La liste des plasticiens donateurs de toutes générations s’allonge. On y trouve beaucoup d’artistes européens, de Claude Viallat du mouvement Supports/Surfaces, à l’abstraction de Patrick Loste ; de la figuration libre de François Boisrond, Henri Cueco (Chiens courant), Hervé Di Rosa à la figuration narrative de Gérard Fromanger et Hervé Télémaque ; des célèbres photographies de Robert Doisneau, Henri Cartier-Bresson et Martine Franck (Ireland, Donegal, Tory Island) aux auteurs de bande dessinée comme Edmond Baudoin et Tardi, ou encore aux  sculptures d’artistes comme Françoise Pierson avec Toute une vie, personnage traînant derrière elle une petite malle, réalisée avec armature d’acier, journaux, terre et bois.

Une centaine d’œuvres d’artistes arabes a, au fil des ans, rejoint la collection, dont une toile de Hani Zurob, né dans la bande de Gaza et réfugié en France depuis dix ans, Stand by, un portrait géant défiguré avec du goudron et des pigments de henné, qui raconte l’exil ; dont les calligraphies de l’Algérien Rachid Koraïchi comme sa lithographie Les Maîtres de l’invisible-Al Tijâni ; dont les œuvres égyptiennes comme la toile Al-Thawra/Révolution, du peintre moderniste Hamed Abdalla et les photographies de Nabil Boutros issues d’une série intitulée Beyond/Au-delà où derrière une grille-moucharabieh sorte de labyrinthe réalisé en écriture kufique orthogonale se cache un récit du quotidien.

Couleurs du monde rend aussi hommage à l’un des premiers donateurs pour le musée national d’Art moderne et contemporain de la Palestine, Vladimir Veličković, né à Belgrade en 1935, disparu en 2019 à Paris où il s’était installé il y a plus d’une cinquantaine d’années.
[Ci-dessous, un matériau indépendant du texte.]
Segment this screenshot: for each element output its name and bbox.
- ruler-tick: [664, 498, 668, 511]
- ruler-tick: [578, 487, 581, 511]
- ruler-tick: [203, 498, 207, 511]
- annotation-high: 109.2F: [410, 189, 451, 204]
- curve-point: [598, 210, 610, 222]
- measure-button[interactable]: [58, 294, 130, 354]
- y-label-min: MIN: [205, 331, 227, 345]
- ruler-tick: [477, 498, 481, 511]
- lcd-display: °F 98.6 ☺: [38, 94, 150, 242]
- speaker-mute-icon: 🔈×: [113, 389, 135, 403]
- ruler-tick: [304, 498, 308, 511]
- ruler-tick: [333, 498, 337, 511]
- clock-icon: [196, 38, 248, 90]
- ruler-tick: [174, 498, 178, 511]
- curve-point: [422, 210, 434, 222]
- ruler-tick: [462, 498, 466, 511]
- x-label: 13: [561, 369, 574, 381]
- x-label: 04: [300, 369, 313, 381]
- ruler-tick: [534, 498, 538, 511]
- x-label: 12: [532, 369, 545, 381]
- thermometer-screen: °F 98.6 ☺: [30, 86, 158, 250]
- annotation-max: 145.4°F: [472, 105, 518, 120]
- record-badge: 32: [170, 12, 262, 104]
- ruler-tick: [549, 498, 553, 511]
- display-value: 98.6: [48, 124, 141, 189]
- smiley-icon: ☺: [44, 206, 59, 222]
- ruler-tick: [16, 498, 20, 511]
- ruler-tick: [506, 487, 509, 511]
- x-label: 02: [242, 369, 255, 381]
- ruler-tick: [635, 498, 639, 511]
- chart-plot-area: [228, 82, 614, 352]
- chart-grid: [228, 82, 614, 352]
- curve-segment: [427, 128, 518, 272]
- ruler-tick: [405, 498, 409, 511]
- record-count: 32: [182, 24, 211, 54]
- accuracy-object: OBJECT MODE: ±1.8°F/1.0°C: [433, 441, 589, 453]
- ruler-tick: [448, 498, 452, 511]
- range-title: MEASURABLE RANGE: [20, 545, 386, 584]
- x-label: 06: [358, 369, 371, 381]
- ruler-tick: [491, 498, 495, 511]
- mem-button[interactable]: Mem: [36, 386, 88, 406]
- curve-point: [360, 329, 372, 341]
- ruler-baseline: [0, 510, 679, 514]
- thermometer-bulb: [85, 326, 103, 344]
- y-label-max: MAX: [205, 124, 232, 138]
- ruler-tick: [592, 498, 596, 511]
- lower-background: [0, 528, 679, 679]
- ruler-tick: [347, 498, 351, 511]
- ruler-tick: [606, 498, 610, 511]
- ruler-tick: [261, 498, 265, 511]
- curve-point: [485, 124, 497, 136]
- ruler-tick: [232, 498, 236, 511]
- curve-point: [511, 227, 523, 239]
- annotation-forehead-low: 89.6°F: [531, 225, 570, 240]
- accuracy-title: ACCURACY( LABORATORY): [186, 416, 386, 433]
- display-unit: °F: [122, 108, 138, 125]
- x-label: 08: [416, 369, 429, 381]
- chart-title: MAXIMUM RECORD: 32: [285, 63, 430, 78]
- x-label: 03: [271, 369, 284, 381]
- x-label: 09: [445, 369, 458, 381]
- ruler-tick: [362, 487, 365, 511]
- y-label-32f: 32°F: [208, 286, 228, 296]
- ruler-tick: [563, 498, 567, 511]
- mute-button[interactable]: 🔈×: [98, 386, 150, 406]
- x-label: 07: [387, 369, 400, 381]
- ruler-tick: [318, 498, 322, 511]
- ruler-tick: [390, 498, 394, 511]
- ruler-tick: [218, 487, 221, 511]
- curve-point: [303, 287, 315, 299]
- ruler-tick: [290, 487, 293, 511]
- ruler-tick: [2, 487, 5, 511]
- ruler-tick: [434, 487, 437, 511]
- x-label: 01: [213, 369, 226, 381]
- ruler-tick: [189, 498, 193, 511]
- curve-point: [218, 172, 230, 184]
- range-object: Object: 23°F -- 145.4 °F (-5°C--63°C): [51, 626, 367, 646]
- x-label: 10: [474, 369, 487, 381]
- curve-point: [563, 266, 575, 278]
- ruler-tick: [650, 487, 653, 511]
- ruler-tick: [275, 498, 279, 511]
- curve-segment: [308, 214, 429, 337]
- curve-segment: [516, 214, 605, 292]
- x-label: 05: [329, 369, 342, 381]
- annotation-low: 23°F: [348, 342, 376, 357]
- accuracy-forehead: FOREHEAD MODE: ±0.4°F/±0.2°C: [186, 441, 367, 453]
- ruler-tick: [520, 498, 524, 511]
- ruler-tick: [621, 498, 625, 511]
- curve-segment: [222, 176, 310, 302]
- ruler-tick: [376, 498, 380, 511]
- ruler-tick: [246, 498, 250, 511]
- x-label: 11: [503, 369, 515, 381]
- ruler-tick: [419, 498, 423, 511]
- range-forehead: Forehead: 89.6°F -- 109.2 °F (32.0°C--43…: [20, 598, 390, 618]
La pièce qu’il avait offerte, Paysage, est montrée, ainsi qu’une dizaine de ses œuvres, choisies dans son atelier et prêtées par sa famille. Ernest Pignon-Ernest disait de lui et de son œuvre : « Cette tragédie qu’il exprimait porte en elle une dimension presque métaphysique. Au fond, il s’agissait d’une représentation de la Passion, comme aurait pu le faire un chrétien, de la violence faite au corps humain. »

Cette année les nouveaux donateurs s’appellent Amadaldin Al Tayeb (L’Homme bleu), Mehdi Bahmed (Scène intérieure), Serge Boué-Kovacs (Totem de mer-Vent du large), Sophie Bourgenot (Offrande), Lise-Marie Brochen (Totem – Série des terres), Samia Cheloufi (Nouba aux oiseaux), Noriko Fuse (Recueil/ une série d’eaux-fortes), Daphne Gamble (Constructing Spaces n° 1, 2, 3), Beatriz Garrigo (Jarre 1 et 2 et Nature bleue), Stéphane Herbelin (Nature morte 1, 2, 3, 4), Ahmad Kaddour (Le Dernier et Les Autres), May Murad (You can’t go back), Stephan Zaubitzer (Le Colorado, Tripoli, Liban). Ils sont exposés parmi d’autres de la collection, qui s’enrichit magnifiquement.

« Aller dans le sens de la vie et non pas des désastres… » confirme Élias Sanbar qui porte haut les couleurs de la Palestine. C’est ce que propose l’exposition.

Brigitte Rémer, le 23 septembre 2020

Du 15 septembre au 20 décembre 2020 – Institut du monde arabe 1, rue des Fossés-Saint-Bernard Place Mohammed V – 75005 – www.imarabe.org

Voir aux mêmes dates l’exposition Mémoires partagées, photos et vidéo de la Donation Claude et France Lemand.